Thanks attack68 for pointing to the correct direction. A patch to maybe_convert_css_to_tuples would help until (or instead) full fledged CSS parsing is in place?

Basically taking all remaining elements of the x.split(":")-list instead of only the second.

def maybe_convert_css_to_tuples(style: str) -> str:
    """
    Convert css-string to sequence of tuples format if needed.
    'color:red; border:1px solid black;' -> [('color', 'red'),
                                             ('border','1px solid red')]
    """
    if isinstance(style, str):
        s = style.split(";")
        try:
            return [
                (x.split(":")[0].strip(), ":".join(x.split(":")[1:]).strip()) # updated to take [1:] elements
                for x in s
                if ":".join(x.split(":")[1:]).strip() != "" # updated to take [1:] elements
            ]
        except IndexError as err:
            raise ValueError(
                "Styles supplied as string must follow CSS rule formats, "
                f"for example 'attr: val;'. '{style}' was given."
            ) from err
    return style

maybe_convert_css_to_tuples("""background-image: url('data:image/svg+xml,<svg xmlns="http://www.w3.org/2000/svg" id="flag-icons-dk" viewBox="0 0 640 480"><path fill="%23c8102e" d="M0 0h640.1v480H0z"/><path fill="%23fff" d="M205.7 0h68.6v480h-68.6z"/><path fill="%23fff" d="M0 205.7h640.1v68.6H0z"/></svg>');""")

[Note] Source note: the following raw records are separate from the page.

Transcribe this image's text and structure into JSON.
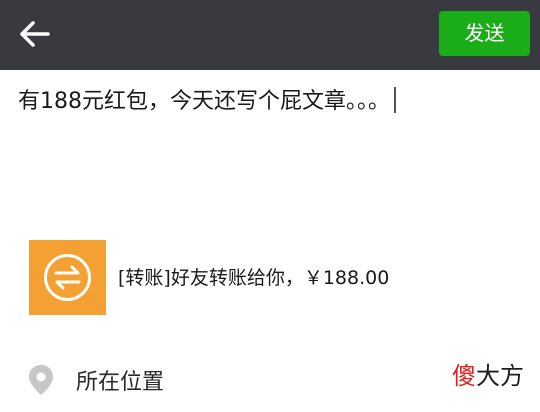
{
  "header": {
    "back_icon": "arrow-left-icon",
    "send_label": "发送",
    "colors": {
      "bar": "#393a3f",
      "send": "#1aad19"
    }
  },
  "compose": {
    "text": "有188元红包，今天还写个屁文章。。。"
  },
  "attachment": {
    "icon": "transfer-icon",
    "text": "[转账]好友转账给你，￥188.00",
    "color": "#f4a032"
  },
  "location": {
    "icon": "location-pin-icon",
    "label": "所在位置"
  },
  "watermark": {
    "part1": "傻",
    "part2": "大方"
  }
}
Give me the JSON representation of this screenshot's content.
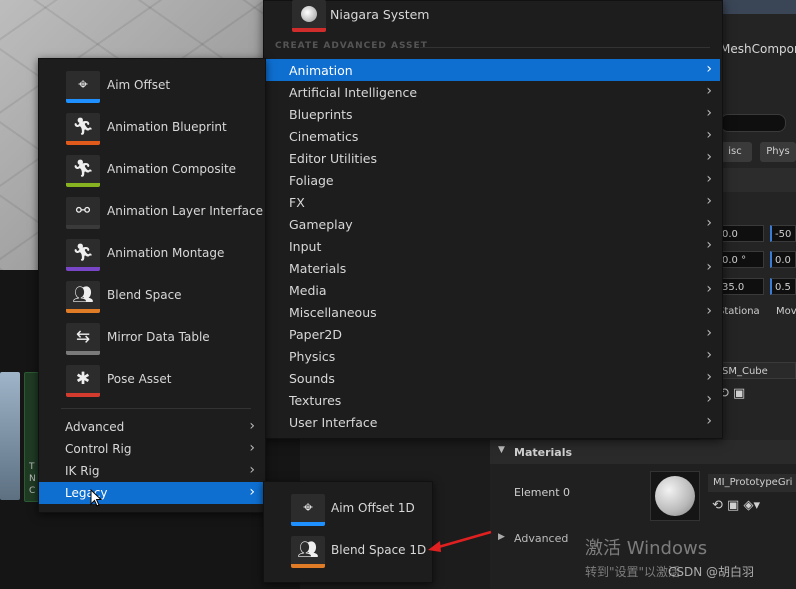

This seems to work for examples I have tried.

attack68 commented 1 week ago

I think this is a good patch. A PR is appreciated. Then we can check all existing tests and ensure compliance.

invalidarg commented 1 week ago

The patch still won't fix cases with semi-colons in the css value, e.g.

def maybe_convert_css_to_tuples(style: str) -> str:
    """
    Convert css-string to sequence of tuples format if needed.
    'color:red; border:1px solid black;' -> [('color', 'red'),
                                                ('border','1px solid red')]
    """
    if isinstance(style, str):
        s = style.split(";")
        try:
            return [
                (x.split(":")[0].strip(), ":".join(x.split(":")[1:]).strip())
                for x in s
                if ":".join(x.split(":")[1:]).strip() != ""
            ]
        except IndexError as err:
            raise ValueError(
                "Styles supplied as string must follow CSS rule formats, "
                f"for example 'attr: val;'. '{style}' was given."
            ) from err
    return style

css_str = 'background-image: url("data:image/png;base64,iVBORw0KGgoAAAANSUhEUgAAAA8AAAAPCAQAAACR313BAAAABGdBTUEAALGPC/xhBQAAACBjSFJNAAB6JgAAgIQAAPoAAACA6AAAdTAAAOpgAAA6mAAAF3CculE8AAAAAmJLR0QA/4ePzL8AAAAHdElNRQfoBg8UEDHh089+AAABAUlEQVQY043POyiFAQDF8d93ySNi+HRTkrgmMimRnZJkVFaPMstCSpmIPEoGIpsMNslwM1yKIhkoeXYzWA0K12P4cFdnO+ffOXUCWRVoViWQlvIaRTk/KN+EFRXyhDpNyzjO9kJHFpX++UqHJrN42zjKjFnVLzQs7klNBNucypGQNqfbipQzzBuJ8KYB7JgFgWtL6LdMDE2S4totgC9fDsAnMYEKjxLe3INaCSeocxWNPwvV+1CCmC3v8hR5UB2NX2hy6dyGQXtSAj22rbmL2kOSYkKjZrSg17yu7Otc+9YV//lCfRp/ERkdptzYl1aiWoNdST8vf1WqVbmMW6de/E/fgBNApPnOcOEAAAAldEVYdGRhdGU6Y3JlYXRlADIwMjQtMDYtMTVUMjA6MTY6NDgrMDA6MDCqRcMDAAAAJXRFWHRkYXRlOm1vZGlmeQAyMDI0LTA2LTE1VDIwOjE2OjQ4KzAwOjAw2xh7vwAAAABJRU5ErkJggg==")'
tuple_list = maybe_convert_css_to_tuples(css_str)
print("tuple_list=",tuple_list)

The resulting tuple is truncated at the ;: tuple_list= [('background-image', 'url("data:image/png')]

Something like https://github.com/pandas-dev/pandas/pull/48869 would be needed to fix that.

attack68 commented 1 week ago

Good point, and this may well be the issue to revive it.